IN EARLY MEDIEVAL EUROPE
There are those who believe that history exists for the benefit of itself, that historians exist for the sole purpose of describing what actually happened a long time ago, and that any attempt to break free from the bonds of specific historical periods and fields of research by way of models, typologies, theories and broad comparisons are scholarly failures as such. According to these persons, not only can historians dispense with apologies for spending their lives digging in dusty archives and writing big, unreadable books on obscure subjects, they may also be proud of the fact that they, in their capacity as specialists in a particular historical field (like the early Middle Ages in Western Europe), know next to nothing of other historical fields (like South-East Asia in the eighteenth century). According to this line of thinking, a good historian should also be careful not to introduce any modern concepts to the study in question; for instance, any attempt to understand the development of early medieval kingdoms by using sociological and anthropological theories would be bound to fail. The only real way of doing good research would be the old-fashioned historicist way—to try to understand the period on its own terms and shut out the twentieth century as much as possible in order to avoid anachronistic patterns of thought.

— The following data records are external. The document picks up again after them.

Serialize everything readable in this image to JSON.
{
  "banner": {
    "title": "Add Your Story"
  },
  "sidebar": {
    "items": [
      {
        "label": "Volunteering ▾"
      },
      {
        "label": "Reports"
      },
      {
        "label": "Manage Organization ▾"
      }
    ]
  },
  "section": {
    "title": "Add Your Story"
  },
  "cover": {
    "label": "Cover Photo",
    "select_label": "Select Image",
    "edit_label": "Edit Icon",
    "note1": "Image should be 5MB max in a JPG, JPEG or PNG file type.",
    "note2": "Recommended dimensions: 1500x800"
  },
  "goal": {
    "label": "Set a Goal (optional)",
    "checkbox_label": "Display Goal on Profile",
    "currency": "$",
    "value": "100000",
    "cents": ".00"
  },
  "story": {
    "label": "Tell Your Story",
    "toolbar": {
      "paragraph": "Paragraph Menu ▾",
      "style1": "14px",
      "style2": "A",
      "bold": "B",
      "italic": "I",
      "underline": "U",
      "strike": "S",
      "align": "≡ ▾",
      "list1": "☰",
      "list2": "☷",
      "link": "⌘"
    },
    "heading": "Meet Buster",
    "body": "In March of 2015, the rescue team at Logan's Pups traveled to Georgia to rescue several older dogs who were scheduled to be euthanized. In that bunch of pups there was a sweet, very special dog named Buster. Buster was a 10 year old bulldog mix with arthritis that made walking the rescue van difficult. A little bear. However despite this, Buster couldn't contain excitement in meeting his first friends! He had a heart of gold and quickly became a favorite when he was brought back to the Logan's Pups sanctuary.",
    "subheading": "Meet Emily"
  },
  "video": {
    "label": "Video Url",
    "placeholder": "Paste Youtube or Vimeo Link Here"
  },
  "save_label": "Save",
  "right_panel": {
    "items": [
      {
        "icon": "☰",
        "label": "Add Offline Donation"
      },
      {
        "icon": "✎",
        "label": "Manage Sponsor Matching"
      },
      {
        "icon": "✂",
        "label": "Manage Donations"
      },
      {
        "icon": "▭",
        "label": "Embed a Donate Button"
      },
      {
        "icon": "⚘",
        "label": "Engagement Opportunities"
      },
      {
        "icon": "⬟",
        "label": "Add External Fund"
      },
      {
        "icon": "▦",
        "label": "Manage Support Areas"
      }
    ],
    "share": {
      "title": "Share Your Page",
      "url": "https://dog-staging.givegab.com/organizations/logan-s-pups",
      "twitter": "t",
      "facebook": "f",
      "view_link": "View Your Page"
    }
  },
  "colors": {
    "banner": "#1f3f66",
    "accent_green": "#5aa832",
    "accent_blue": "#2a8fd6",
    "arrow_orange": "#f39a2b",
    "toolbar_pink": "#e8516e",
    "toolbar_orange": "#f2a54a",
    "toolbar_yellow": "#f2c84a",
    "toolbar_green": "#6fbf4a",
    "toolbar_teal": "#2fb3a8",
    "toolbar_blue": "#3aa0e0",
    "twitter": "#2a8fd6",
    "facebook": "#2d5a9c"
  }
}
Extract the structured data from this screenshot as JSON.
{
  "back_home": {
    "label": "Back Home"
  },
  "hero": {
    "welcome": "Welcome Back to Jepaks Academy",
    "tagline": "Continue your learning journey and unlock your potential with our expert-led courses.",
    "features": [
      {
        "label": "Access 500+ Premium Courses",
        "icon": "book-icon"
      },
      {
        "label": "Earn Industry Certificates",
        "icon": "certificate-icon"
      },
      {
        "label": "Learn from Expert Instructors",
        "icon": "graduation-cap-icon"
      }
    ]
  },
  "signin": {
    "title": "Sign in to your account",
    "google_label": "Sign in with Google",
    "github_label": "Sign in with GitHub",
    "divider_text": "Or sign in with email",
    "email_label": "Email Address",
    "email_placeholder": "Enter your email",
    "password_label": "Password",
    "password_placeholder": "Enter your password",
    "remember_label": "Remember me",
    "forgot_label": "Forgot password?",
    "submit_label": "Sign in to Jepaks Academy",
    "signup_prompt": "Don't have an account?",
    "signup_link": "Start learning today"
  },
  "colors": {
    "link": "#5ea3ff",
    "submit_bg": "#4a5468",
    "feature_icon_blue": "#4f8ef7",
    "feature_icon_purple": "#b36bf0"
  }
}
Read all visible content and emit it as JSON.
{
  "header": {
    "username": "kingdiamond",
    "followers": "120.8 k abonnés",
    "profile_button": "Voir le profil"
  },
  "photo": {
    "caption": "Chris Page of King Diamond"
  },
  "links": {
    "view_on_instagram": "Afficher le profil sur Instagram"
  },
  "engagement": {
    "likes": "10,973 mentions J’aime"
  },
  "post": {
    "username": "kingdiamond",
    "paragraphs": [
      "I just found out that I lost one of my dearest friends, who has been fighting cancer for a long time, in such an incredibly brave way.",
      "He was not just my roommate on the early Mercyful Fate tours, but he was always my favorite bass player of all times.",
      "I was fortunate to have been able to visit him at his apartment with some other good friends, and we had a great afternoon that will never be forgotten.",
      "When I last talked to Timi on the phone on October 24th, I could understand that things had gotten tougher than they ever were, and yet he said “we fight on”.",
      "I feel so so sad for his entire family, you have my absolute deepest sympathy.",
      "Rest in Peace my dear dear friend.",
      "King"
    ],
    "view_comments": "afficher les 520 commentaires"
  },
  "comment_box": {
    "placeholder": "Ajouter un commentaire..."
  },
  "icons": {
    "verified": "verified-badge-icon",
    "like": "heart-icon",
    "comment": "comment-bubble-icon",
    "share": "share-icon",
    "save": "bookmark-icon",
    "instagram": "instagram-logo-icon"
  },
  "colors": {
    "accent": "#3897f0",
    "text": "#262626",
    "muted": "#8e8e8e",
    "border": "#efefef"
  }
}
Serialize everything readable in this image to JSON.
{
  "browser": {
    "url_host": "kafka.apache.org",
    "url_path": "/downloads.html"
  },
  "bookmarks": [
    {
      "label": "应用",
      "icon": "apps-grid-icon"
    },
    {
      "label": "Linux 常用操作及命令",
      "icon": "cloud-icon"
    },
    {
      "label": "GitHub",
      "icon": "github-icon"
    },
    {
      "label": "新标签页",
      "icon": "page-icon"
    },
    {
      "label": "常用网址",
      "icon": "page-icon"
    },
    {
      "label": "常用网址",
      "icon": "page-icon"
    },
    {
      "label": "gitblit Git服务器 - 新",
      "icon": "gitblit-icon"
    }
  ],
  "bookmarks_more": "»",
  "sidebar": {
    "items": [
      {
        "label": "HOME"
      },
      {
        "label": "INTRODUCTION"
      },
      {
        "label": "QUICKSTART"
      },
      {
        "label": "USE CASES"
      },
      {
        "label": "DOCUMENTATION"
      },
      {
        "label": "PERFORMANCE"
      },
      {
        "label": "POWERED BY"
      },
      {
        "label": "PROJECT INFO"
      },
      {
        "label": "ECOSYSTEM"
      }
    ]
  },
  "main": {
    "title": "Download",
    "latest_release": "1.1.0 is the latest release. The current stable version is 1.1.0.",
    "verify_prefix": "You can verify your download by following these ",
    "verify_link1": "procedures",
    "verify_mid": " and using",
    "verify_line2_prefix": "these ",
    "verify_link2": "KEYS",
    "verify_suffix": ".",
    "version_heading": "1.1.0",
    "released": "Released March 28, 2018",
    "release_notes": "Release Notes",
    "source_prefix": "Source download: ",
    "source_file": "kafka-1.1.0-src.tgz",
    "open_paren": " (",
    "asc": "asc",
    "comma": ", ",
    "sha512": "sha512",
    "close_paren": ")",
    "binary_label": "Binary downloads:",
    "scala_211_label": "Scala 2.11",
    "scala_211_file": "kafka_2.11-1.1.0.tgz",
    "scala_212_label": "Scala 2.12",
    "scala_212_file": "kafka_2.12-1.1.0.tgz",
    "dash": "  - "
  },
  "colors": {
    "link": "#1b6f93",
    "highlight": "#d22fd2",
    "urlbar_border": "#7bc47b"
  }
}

When confronted by these traditionalist ways of thinking, whether explicit (as is seldom the case today) or implicit (as is still often the case in various books and articles), I have a tendency to react with anger. In my view, history should not be studied as I'art pour I'art. We need history in order to view our contemporary world in a new light, to attain new perspectives on contemporary society as well as on the past. In my view, bringing twentieth-century concepts and theories into the early Middle Ages is not only fruitful—it is necessary. More than that, we should use interdisciplinary models, particularly from related disciplines within the social sciences (like sociology and anthropology), both because this helps us to see the past in a new perspective and because it helps us to use our results in order to throw more light on the present.